Und weil selbst ein solches Projekt nicht ohne Inspiration und Vorgänger auskommt, nennen Mia Behrens und Johanne Holm-Jensen das Sozialwohnungs-Projekt von Elemental im chilenischen Quinta Monroy ebenso wie das Mini House-Konzept von Mette Lange oder Peter Fribergs Sommerhaus in Ljunghusen, Schweden (neben anderen). Natürlich könnte man die Liste verlängern, etwa mit Stefan Eberstadts «rucksack house» von 2004. Der Konzeptkünstler entwickelte einen parasitären Bau, der sich in luftiger Höhe an bestehende Häuser andockt und deren Infrastruktur nutzt. Im Grunde hatte Eberstadt bewohnbare Skulpturen gestaltet und Zeichen der Veränderung in unseren Städten gesetzt. Der mit Birkensperrholz verkleideten Stahlrohrkäfig Rucksack House war 2006 sogar auf der Internationalen Architekturbiennale in Venedig zu sehen.

Rucksack House

Fotografie: Stefan Eberstadt

Zwischen amerikanischem Luxus-Trailer-Home und High-Tech-Datscha schweben viele Entwürfe, die in den letzten 15 Jahren das Leben in den vier Wänden auf den Kopf stellen wollten. Doch bis auf Japan, wo Mini-Häuser zum Strassenbild gehören, will sich das Konzept nicht recht durchsetzen, gleich, ob es sich um «Su-Si» des Vorarlbergers Johannes Kaufmann handelt, oder «Cocobello» des Münchner Architekten Peter Haimerl. Bislang jedenfalls bleibt das leichte Sommerhaus ein faszinierender Traum. Und all die Pavillons und temporären Bauten, die von Nomadentum und leichtem Leben reden, bleiben Provisorien auf Zeit, die im Baurecht kaum Platz haben und schon gar nicht in der Planung der Investoren, die nach dem «Markt» bauen.

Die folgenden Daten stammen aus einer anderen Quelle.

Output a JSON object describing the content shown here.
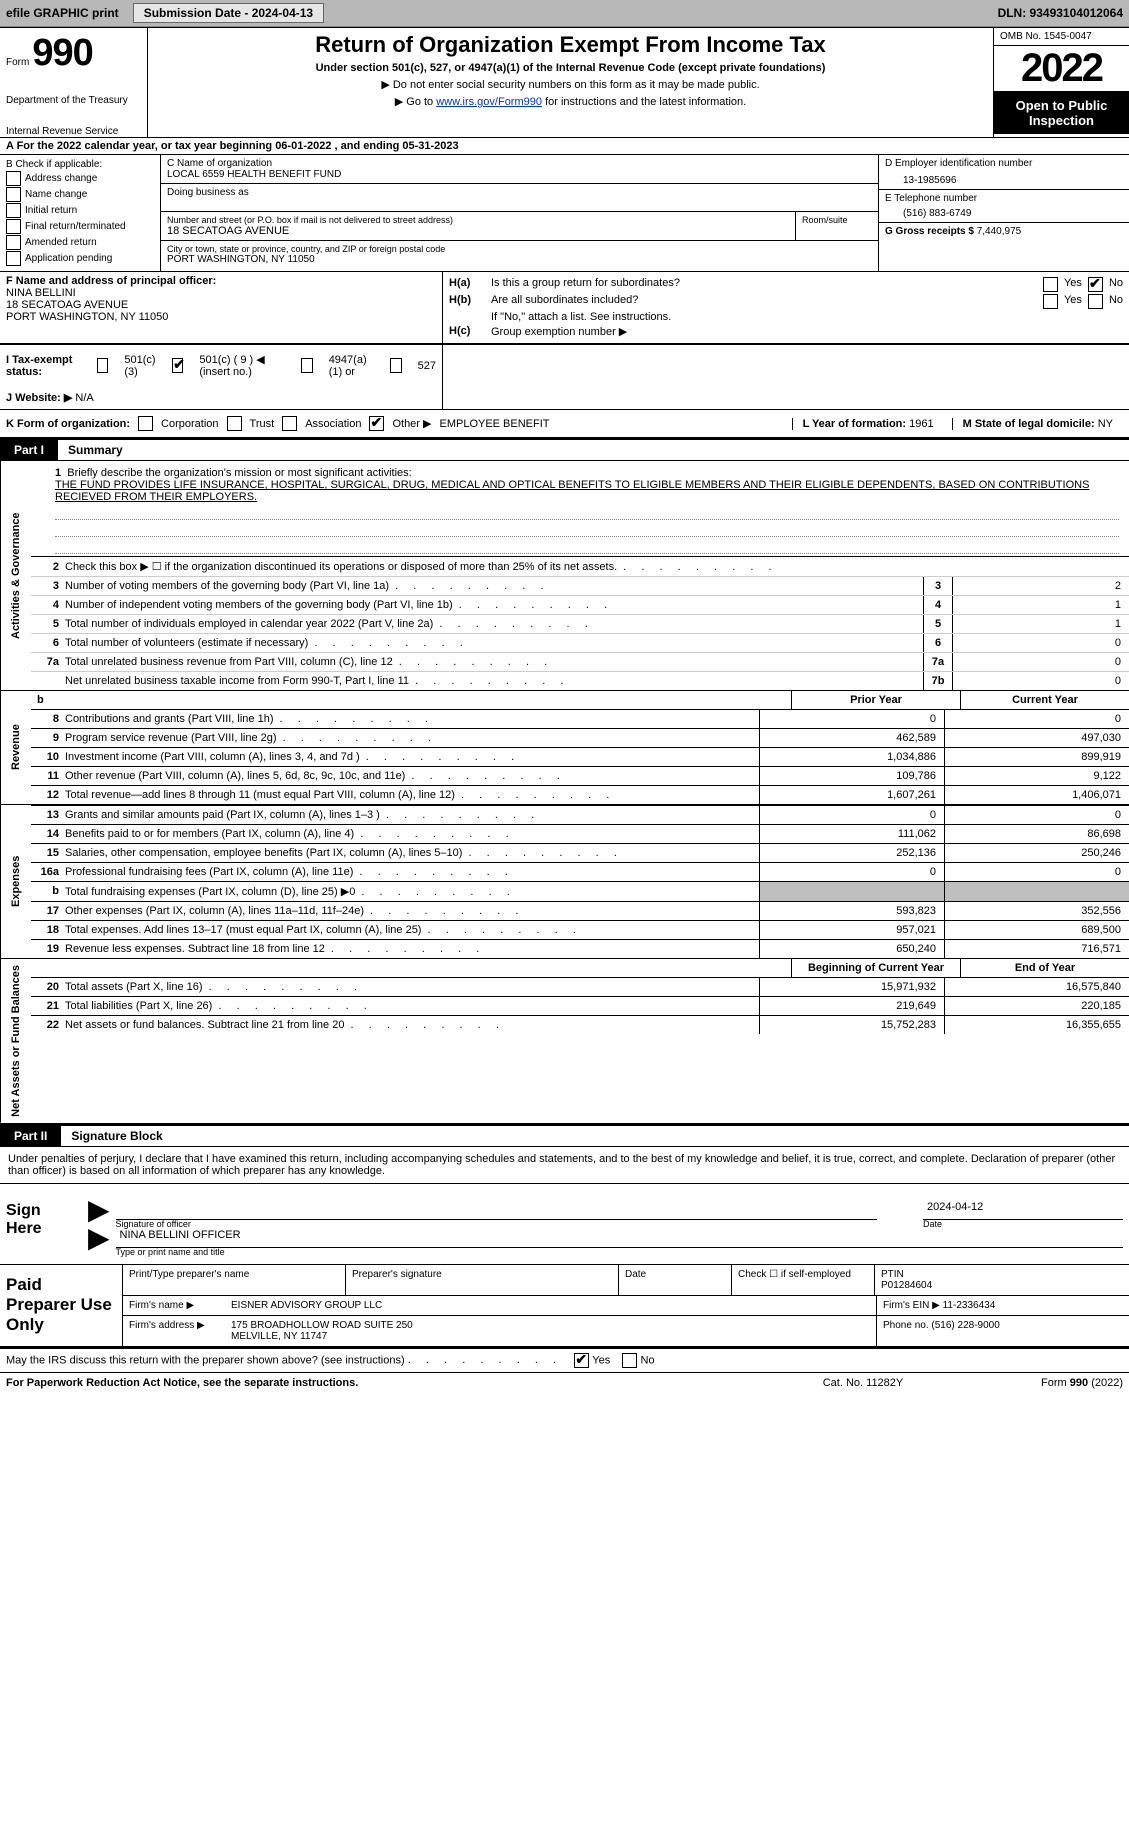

Was bleibt, ist die Erkenntnis, dass die Zukunft von gestern noch immer etwas grandioser daherkommt als heutige Experimente – schon vor 50 Jahren entwarf der finnische Architekt Matti Suuronen mit seinem «Futuro» so etwas wie die Mutter aller Leichtbauten – ein Ufo, in dem man sich sehr gut eine abgedrehte Party vorstellen kann. Die Party aber ist vorbei. Stattdessen ist die Wohnungsnot – lange Zeit kein Thema in Europa – zurück. Und mit ihr die Frage, wie Architekten, Politiker und Planer damit umgehen sollen. «Architektur sollte flexibel, einfach zu bauen und erschwinglich sein, ohne die Qualität zu beeinträchtigen», fordert Mia Behrens und öffnet mit dem Open-Source-Projekt «Building Blocks» tatsächlich ein Fenster in eine Welt, in der jeder seinen Traum vom Wohnen verwirklichen kann, sofern irgendwo eine CNC-Fräse mit Internetanschluss herumsteht. Das ist ein erster Schritt. Wir alle werden einen zweiten, dritten und vierten tun müssen.